Солнце уже село, и над долиной спускались сумерки. Вилли стоял и тяжело вдыхал свежий воздух. Сердце у него колотилось так, словно он только что закончил бежать десятимильный кросс. К горлу подступала тошнота.
Он подождал, пока сердце не успокоится и тошнота не отступит, потом заставил себя сконцентрироваться только на том, что ему предстояло сейчас сделать. Да, он и правда собирался увидеться с Дельгадо, но до этого ему требовалось провернуть кое-что еще. По его расчетам, на это должно было уйти полчаса. Затем минут пятнадцать он проведет у Дельгадо. А потом час в офицерской столовой, потому как его отсутствие могло бы вызвать толки… К тому времени уже будет десять часов.
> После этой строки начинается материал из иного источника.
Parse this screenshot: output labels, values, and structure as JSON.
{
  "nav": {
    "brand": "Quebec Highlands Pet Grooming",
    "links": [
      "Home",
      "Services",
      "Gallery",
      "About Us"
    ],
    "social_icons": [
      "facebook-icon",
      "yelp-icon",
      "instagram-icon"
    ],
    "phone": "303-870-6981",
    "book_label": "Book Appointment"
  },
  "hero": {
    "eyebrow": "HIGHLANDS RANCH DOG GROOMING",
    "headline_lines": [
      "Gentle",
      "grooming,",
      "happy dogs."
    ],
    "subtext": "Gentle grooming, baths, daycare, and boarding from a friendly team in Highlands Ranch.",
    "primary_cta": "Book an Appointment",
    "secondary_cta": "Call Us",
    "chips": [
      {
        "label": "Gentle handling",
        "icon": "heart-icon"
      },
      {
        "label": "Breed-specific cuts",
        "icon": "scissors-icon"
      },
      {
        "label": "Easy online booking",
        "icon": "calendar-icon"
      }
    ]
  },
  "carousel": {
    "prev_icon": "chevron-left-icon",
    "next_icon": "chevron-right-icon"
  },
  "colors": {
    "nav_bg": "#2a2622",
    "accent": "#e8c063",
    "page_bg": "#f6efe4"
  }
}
То есть за полчаса до этого обладатели зеленых билетов уже потянутся в сераль.
У Вилли Гарвина была особая офицерская карточка, что позволило ему без проблем затребовать себе Модести Блейз на всю ночь. По правилам такая карточка действовала раз в шесть дней, точнее, в шесть ночей, и он испытывал страшное облегчение от того, что наконец наступила эта ночь. Еще одни сутки томительного бездействия, и он просто сломался бы.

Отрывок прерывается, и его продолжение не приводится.